В. Теляковский рассказывает о Ф. И. Шаляпине: «Шаляпин всегда стоял вне политики, в том смысле, что никогда ею не занимался, а всегда оказывался вовлеченным в нее стараниями тех или других, правых или левых. У него не было деления на политические партии, просто одни люди были ему симпатичны, а другие антипатичны, и он одновременно и притом очень искренне дружил с Максимом Горьким, находившимся в то время на крайне левом крыле, и с бароном Стюартом, убежденным крайне правым монархистом» (285, т. 2, с. 238).
И. Стоун в книге о Ван-Гоге рассказывает о Рубенсе: «Рубенс был голландским послом в Испании <...>. Придворный говорит: “Я вижу, что наш дипломат иногда балуется живописью”. А Рубенс ему в ответ: “Нет, это живописец иногда балуется дипломатией”» (240, с. 99). Кто теперь, кроме историков искусства, помнит, что Рубенс был дипломатом?
Но и современники иногда обнаруживают, что непонятные и как будто праздные дела — искусство — вдруг дают ощутимый результат — находятся люди, которым нужны плоды таких «забав», они кем-то высоко ценятся, вокруг них возникает ожесточенная борьба. Значит, и место в обществе при помощи искусства уже завоевано.

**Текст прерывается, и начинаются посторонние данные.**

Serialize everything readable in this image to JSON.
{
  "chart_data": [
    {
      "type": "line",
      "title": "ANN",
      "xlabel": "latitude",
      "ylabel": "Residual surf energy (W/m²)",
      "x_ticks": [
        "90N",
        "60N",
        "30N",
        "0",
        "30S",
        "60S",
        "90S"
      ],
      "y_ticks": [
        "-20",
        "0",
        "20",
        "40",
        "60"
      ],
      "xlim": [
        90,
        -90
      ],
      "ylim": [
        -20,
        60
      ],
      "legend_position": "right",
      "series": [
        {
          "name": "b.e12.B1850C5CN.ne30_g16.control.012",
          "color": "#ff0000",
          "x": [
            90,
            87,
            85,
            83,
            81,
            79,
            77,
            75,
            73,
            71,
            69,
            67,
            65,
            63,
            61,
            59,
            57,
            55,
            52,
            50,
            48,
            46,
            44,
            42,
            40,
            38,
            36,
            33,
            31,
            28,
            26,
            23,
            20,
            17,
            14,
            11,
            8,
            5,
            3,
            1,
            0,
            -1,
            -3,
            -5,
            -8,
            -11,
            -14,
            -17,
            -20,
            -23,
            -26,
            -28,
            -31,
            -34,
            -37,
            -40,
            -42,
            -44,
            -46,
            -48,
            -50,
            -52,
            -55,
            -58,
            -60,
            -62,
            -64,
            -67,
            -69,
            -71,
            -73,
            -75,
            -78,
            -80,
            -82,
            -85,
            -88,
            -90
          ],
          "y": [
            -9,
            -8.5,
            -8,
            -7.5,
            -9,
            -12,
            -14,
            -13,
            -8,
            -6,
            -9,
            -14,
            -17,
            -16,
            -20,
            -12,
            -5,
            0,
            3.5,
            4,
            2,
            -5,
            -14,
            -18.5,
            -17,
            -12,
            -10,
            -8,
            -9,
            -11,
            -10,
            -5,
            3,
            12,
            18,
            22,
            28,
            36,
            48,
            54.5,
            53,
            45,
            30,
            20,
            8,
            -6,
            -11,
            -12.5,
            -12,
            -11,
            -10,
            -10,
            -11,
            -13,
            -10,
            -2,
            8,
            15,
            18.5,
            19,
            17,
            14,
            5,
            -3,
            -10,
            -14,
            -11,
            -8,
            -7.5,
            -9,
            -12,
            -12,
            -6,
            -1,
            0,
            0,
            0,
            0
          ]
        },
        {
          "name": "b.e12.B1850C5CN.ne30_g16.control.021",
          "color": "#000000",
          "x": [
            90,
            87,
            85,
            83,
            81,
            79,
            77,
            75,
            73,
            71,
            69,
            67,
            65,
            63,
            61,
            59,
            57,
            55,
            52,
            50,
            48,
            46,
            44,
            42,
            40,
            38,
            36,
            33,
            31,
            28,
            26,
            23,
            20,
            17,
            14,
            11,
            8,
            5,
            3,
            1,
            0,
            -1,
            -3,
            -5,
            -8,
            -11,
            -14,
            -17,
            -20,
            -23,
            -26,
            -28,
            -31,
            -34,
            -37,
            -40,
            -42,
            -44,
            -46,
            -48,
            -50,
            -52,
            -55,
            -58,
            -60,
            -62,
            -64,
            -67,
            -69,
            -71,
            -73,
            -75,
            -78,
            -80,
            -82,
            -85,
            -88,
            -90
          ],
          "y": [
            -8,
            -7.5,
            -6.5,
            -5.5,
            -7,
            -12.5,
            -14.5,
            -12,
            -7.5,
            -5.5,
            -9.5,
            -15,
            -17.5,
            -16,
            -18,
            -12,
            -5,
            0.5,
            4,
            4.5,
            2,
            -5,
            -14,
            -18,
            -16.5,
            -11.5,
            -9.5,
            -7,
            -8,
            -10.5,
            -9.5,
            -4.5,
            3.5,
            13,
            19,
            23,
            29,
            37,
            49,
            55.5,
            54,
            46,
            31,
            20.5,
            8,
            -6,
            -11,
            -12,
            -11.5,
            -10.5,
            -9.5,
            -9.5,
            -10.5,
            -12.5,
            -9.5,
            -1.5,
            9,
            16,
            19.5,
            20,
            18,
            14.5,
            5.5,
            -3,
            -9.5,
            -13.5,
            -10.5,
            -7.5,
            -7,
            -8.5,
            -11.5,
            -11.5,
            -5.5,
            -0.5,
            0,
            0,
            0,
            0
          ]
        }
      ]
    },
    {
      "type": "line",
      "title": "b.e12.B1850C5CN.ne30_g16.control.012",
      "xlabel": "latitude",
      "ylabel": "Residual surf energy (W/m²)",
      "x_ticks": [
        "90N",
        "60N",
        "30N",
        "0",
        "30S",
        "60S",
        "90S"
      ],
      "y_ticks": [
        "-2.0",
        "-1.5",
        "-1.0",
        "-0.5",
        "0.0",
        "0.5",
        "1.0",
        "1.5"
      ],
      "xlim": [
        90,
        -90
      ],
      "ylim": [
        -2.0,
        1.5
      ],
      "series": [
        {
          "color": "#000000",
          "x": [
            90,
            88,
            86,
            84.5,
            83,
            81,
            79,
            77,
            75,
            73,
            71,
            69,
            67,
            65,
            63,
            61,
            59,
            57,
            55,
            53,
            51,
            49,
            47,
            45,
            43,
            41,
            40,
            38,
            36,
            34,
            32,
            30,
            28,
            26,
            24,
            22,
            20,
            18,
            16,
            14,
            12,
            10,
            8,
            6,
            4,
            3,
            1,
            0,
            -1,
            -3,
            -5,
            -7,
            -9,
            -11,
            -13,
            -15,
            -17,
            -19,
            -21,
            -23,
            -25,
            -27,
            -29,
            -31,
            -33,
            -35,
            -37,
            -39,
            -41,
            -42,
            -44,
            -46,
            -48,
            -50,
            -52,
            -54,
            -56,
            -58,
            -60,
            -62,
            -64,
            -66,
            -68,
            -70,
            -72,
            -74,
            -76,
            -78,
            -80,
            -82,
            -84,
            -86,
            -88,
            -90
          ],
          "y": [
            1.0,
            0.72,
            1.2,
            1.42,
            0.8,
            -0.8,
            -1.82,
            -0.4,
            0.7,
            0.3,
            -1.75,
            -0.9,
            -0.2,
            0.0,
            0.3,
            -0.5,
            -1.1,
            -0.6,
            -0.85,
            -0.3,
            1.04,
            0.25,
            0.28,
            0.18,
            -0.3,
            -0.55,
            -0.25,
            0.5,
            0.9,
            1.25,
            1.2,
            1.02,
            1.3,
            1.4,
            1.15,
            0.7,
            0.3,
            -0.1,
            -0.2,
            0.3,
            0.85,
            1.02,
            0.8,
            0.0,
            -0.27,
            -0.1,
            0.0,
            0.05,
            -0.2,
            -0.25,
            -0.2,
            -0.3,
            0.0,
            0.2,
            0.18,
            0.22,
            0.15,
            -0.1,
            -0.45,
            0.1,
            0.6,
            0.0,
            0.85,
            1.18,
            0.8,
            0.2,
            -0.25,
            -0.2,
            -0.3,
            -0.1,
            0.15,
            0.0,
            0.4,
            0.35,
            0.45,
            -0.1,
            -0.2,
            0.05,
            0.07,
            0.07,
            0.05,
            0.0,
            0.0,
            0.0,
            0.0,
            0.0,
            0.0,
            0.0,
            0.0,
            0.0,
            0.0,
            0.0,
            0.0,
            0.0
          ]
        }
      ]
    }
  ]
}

В. Шкловский отмечает место, завоеванное художником К. Брюлловым: «Портреты членов императорской семьи Брюллов уже делал и бросил, начав превосходно. Он рисовал также и Николая, но прервал работу, так как император опоздал на двадцать минут на сеанс. Все это ему прощалось, потому что художник имел право на странности, так же как кавалерийская лошадь могла горячиться, но, горячась, подчинялась удилам и шпорам, что придает особую красоту посадке всадника» (291, с. 373).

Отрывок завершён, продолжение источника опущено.